Also known as tube gastrectomy, is where approximately 70 - 80% of the stomach is completely removed effectively turning the stomach, which is like a big bag normally into a small tube. The biggest advantage is that there is no foreign device to fail or cause obstruction and there is no major alteration in the gastro-intestinal tract. Patients will feel full with an entrée size portion, but also once they get beyond the normal post-operative recovery period can eat most foods, which is a major advantage over gastric banding.
The other major effect of the procedure is to remove the part of the stomach that secretes Ghrelin, a hormone that plays a major role in determining how hungry we get. When normal people go on a diet as they lose weight the stomach starts to produce more and more Ghrelin, which acts on the brain to increase appetite. Often people who are dieting have the sensation that they are starving to death. Patients who have had a sleeve gastrectomy generally have a greatly reduced appetite, and as they lose weight they do not suffer the hunger pains experienced by dieters.
Sleeve gastrectomy is suitable for most morbidly obese patients. It has a clear role in super obese or high-risk patients where it may be used as the first operation in a staged 2-part surgery to greatly reduce the operative risks in these patients. Following the sleeve gastrectomy patients are allowed to lose weight for 12 months at which stage they are reassessed to determine whether they have lost enough weight which many will have.

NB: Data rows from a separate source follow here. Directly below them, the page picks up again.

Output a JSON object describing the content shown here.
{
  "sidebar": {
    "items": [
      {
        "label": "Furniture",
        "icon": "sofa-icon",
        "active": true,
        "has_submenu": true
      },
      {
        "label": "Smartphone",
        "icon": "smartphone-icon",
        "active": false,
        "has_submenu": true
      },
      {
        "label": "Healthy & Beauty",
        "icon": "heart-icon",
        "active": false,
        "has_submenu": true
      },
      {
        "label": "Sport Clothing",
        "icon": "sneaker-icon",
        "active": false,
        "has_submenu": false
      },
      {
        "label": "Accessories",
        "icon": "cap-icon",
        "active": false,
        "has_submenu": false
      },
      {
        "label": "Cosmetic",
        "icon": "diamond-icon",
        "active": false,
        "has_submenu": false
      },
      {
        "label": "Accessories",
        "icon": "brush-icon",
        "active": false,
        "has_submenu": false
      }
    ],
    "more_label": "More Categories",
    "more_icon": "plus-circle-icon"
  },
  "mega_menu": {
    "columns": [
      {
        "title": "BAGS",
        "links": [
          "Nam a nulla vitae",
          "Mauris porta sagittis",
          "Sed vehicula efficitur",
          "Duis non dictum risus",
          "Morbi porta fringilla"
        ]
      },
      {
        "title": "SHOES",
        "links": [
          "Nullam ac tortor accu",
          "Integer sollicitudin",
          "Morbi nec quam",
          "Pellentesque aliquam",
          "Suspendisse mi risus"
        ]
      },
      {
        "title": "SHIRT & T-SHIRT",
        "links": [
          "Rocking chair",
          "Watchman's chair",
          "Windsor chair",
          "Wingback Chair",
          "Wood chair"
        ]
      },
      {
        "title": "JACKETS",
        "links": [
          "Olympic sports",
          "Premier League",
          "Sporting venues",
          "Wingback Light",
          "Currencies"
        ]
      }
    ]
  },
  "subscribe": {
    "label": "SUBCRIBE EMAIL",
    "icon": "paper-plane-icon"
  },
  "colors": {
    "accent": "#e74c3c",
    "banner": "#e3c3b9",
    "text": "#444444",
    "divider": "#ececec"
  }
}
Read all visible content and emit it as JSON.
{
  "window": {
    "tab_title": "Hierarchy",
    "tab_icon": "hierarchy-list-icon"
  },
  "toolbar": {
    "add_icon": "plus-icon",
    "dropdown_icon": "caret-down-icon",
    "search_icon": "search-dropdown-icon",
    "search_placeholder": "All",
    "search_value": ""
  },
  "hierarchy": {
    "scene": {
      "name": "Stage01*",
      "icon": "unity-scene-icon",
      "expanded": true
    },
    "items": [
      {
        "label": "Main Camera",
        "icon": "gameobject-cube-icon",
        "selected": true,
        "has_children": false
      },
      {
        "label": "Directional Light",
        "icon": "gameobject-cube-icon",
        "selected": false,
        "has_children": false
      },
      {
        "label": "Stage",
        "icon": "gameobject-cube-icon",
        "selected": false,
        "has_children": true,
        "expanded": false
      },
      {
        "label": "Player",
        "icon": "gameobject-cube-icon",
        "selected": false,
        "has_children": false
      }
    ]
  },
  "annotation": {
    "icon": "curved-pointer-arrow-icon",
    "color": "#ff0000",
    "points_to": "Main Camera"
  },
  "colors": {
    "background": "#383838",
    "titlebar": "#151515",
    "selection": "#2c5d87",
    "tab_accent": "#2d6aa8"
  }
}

If weight loss has not been satisfactory patients can then have a second operation where they are converted to either a gastric bypass or bilio-pancreatic diversion procedure. This combination or 2 stage approach greatly reduces the risk in other wise high-risk patients and ultimately allows a much more effective procedure to be performed. Sleeve gastrectomy as a stand-alone procedure may also be performed in individuals as an alternative to either laparoscopic gastric banding or laparoscopic gastric bypass. It is an especially good option for country patients as there is not the same need for intensive follow up and readjustments required with gastric banding.